A week ago, after another poor Tuesday performance in a home loss to New Mexico, Chip Hale floated the idea of cancelling some upcoming midweek games in order to keep his pitching fresh for the weekend.
Whether that plan is still under consideration is unknown, but it was evident Hale wasn’t going to pass up a chance to beat a nemesis during his coaching tenure.
Arizona beat the Grand Canyon 5-4 on Tuesday night at Hi Corbett Field, its first midweek win of the season in five tries. The Lopes had won
7-5 in Tucson earlier in March, their 10th victory in now 15 tries since Hale became coach in 2022.
“They just seem to come down here, or when we’re up there, they’re very comfortable,” Hale said. “And we’ve got to get that comfortability back.
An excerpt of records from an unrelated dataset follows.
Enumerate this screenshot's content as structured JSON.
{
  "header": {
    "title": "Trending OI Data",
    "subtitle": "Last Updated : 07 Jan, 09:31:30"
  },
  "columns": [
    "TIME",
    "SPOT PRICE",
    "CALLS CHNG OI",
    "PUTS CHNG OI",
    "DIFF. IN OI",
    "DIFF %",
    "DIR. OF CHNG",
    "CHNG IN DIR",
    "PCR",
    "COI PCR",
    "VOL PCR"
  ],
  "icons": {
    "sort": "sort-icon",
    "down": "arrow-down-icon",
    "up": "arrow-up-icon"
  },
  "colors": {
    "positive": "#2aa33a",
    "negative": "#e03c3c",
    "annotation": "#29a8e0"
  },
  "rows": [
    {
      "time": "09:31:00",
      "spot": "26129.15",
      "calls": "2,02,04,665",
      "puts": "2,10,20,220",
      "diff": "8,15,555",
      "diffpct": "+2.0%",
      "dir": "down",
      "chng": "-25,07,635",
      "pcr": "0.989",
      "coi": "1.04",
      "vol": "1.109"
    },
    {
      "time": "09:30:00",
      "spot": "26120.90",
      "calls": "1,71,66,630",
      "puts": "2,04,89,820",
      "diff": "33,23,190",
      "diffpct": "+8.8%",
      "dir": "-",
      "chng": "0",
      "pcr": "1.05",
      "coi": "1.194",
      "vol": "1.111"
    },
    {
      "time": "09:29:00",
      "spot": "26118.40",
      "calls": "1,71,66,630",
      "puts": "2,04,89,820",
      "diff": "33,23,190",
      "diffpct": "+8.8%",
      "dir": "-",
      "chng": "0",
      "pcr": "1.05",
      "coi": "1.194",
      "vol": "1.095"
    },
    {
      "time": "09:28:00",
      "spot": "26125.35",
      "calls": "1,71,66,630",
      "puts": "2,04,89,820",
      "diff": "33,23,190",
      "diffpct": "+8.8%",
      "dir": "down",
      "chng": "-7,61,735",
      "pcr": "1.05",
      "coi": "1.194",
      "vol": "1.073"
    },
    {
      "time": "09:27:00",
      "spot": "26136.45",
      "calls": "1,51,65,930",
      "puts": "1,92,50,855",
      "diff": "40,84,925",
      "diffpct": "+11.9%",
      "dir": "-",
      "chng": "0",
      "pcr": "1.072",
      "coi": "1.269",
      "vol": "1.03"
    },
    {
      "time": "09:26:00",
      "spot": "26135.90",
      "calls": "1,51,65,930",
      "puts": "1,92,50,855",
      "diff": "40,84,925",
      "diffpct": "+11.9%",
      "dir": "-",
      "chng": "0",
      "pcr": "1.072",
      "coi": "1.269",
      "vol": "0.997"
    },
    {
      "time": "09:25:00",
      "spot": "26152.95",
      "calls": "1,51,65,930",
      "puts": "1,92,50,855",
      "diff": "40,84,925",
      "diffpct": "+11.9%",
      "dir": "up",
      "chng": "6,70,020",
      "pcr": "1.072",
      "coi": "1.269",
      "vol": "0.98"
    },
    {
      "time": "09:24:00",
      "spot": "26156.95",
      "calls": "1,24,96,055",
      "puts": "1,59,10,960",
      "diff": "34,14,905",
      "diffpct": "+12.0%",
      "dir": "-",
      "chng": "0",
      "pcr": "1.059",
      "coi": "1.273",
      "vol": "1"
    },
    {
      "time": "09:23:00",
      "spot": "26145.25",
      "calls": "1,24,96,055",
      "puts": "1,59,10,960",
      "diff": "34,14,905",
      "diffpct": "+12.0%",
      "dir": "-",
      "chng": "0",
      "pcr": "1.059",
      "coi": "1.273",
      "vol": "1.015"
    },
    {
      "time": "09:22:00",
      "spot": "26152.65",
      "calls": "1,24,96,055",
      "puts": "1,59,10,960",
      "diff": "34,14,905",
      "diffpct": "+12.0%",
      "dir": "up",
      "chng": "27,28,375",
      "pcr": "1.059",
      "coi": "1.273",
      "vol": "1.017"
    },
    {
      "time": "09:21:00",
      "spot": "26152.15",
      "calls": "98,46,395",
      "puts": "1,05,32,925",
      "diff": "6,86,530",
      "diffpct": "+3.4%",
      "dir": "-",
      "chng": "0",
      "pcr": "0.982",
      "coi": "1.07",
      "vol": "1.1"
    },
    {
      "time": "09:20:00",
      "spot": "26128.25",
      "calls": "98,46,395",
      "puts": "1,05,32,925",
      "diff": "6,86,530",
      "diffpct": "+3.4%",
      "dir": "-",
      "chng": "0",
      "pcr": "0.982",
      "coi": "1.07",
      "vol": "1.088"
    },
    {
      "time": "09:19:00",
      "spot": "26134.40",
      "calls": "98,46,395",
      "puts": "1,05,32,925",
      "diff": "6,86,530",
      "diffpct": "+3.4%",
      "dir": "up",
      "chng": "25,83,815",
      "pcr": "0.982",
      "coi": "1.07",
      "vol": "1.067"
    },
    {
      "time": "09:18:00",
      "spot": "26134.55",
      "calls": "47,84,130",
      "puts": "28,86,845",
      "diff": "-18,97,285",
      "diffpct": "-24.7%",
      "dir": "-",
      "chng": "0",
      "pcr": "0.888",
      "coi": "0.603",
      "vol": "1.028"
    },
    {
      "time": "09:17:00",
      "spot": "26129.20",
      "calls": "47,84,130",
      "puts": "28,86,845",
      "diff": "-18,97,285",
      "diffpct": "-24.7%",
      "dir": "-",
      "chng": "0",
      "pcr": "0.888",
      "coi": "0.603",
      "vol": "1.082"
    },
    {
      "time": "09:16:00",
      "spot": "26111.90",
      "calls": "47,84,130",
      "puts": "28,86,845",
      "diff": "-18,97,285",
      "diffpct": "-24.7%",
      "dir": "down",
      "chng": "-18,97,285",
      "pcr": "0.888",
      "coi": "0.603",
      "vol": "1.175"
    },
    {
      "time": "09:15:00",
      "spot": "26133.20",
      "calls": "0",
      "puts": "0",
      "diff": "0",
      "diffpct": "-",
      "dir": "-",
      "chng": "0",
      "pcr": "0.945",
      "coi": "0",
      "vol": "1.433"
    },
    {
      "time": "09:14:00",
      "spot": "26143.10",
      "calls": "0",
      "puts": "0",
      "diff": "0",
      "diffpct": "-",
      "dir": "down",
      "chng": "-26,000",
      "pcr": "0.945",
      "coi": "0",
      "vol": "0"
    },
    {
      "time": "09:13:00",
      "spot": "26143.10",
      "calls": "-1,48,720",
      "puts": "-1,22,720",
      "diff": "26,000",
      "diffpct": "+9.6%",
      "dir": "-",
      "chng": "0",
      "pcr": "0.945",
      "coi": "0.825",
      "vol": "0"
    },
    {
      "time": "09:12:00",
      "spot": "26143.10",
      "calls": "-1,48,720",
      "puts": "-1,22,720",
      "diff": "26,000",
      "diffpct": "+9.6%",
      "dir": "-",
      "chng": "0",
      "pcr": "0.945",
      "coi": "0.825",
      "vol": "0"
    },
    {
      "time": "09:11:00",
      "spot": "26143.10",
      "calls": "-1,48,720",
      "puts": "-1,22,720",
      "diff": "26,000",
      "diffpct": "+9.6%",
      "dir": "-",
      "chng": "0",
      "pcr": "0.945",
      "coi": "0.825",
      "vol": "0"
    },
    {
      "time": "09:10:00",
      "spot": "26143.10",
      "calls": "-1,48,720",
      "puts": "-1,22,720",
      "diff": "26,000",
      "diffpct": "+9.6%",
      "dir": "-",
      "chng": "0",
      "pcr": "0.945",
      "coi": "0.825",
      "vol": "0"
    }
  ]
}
We have to feel like it’s our game to win.”
Arizona (9-15) led 5-0 after three innings, getting a solo home run from Tony Lira, three RBI from catcher Roman Meyers and an RBI from Mathis Meurant, who had the first 3-hit day of his career. But despite getting eight more baserunners the rest of the way the Wildcats couldn’t add to their lead, leaving the bases loaded twice.
“We had a lot of opportunities to add on,” Hale said. “Two strike at-bats are getting better and better season goes, but we’ve got to do more damage with guys on base. We just got to get that 2-out hit. We’re not getting that right now.”
That allowed GCU to cut away at the lead, using a pair of 2-run homers to get within 5-4. The second was off reliever Patrick Morris in the 8th, who then had the tying run on 3rd base with two outs after center fielder Carson McEntire dove for a low liner and missed it, but despite going 3-0 got an inning-ending strikeout.
The 9th saw Garrett Hicks, who did not retire a batter in a disastrous outing Sunday against Texas Tech, give up a 2-out double but then recover for his second save.
“Those are, those are big outs for us,” Hale said. “A run-rule game is great. But maybe, winning a game like that helps everybody.”
The first four innings were thrown by true freshman Jack Lafflam, who had the best outing of his career despite giving up a 2-run homer. He came into the game with an 18.00 ERA in five innings of work with eight walks but did not walk a batter and struck out two.
“It was definitely just trusting my stuff … trusting my defense, being able to throw in the zone consistently and trust that I’m gonna get outs behind me,” Lafflam said.
Arizona hits the road for its next Big 12 series, visiting UCF. The Knights (15-8, 5-1) are tied for first in the Big 12 with West Virginia, who will be at Hi Corbett on Tuesday for a nonconference game.